Predictive Policing Gets Personal
Some localities are shying away from predicting who will commit a crime, even though the technology exists, in favor of when and where.
Thu, October 24, 2013
Computerworld — The consolidation of data in a common data warehouse such as N-DEx is just the first step in improving nationwide investigations. The next steps involve the use of data mining techniques to predict where and when crime will occur. This sounds like a page from the script of the movie Minority Report, but the objective isn't to arrest people but to anticipate and remove the opportunity to commit crimes before they can occur.
"9-11 triggered a major paradigm shift in the policing world. It had been a response mission. Now it's a prevention mission," says Steve Ambrosini, executive director of the IJIS Institute, an industry consortium of vendors of law enforcement software.

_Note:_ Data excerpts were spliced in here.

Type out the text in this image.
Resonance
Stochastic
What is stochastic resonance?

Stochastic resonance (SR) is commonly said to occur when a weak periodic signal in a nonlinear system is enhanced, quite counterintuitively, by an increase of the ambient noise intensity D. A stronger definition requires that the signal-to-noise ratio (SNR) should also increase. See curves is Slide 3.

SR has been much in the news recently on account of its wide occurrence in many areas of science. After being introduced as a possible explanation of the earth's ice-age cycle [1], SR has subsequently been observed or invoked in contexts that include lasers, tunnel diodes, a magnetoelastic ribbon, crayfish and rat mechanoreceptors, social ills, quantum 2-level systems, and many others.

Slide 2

"Predictive policing is at the top of a lot of people's lists," says Commander Scott Edson of the Los Angeles Police Department, which uses a commercial software program, Coplink, for its incident management database. "It's something that Coplink and N-DEx will mature into."
Initiatives are already well underway at the local level in areas such as Los Angeles, where the PredPol algorithm developed by UCLA has been used to analyze seven years of incident information to predict where, within 500 foot by 500 foot areas, or "predictive boxes," certain types of property-related crimes are most likely to occur during an upcoming patrol shift. And then the department can concentrate on those areas during their shifts, or can redeploy police person-power appropriately.
We're not just looking for crime. We're looking for people. Police Chief Rodney Moore, Charlotte-Mecklenburg, S.C.
In a 2012 pilot phase, the Los Angeles Police Department Foothills area recorded a 25% decrease in burglaries in a six-month period over the previous year, according to Sean Malinowski, commanding officer of the Real-time Analysis and Critical Response division. "The idea is to prevent crime."
Mathematicians developed the model based on an algorithm that's used to predict earthquakes, says Jeffrey Brantingham, chief of research and development at PredPol, a startup formed to market software that uses the PredPol algorithm to make predictions about where crimes are most likely to occur during a patrol shift to other police departments.
Like earthquakes, crime occurs along certain fault lines, and events tend to cluster together into a predictable pattern. Work now is expanding beyond car theft, burglary, and burglary from a vehicle, which represent 65% of all crimes, to predict other crimes that fall under the FBI's Part 1 classification, including robbery, rape, assaults and homicide.
The Seattle Police Department, another early user of PredPol, started out with property crime predictions, which rolled out to all five of its precincts in May. A planned July rollout of a citywide predictive model to anticipate where and when gun violence is most likely to occur has been postponed due to "conflicting priorities within the agencies," says Sergeant Christi Robbin. "Our goal is to still roll out gun violence but we do not have a set date," Robbin says.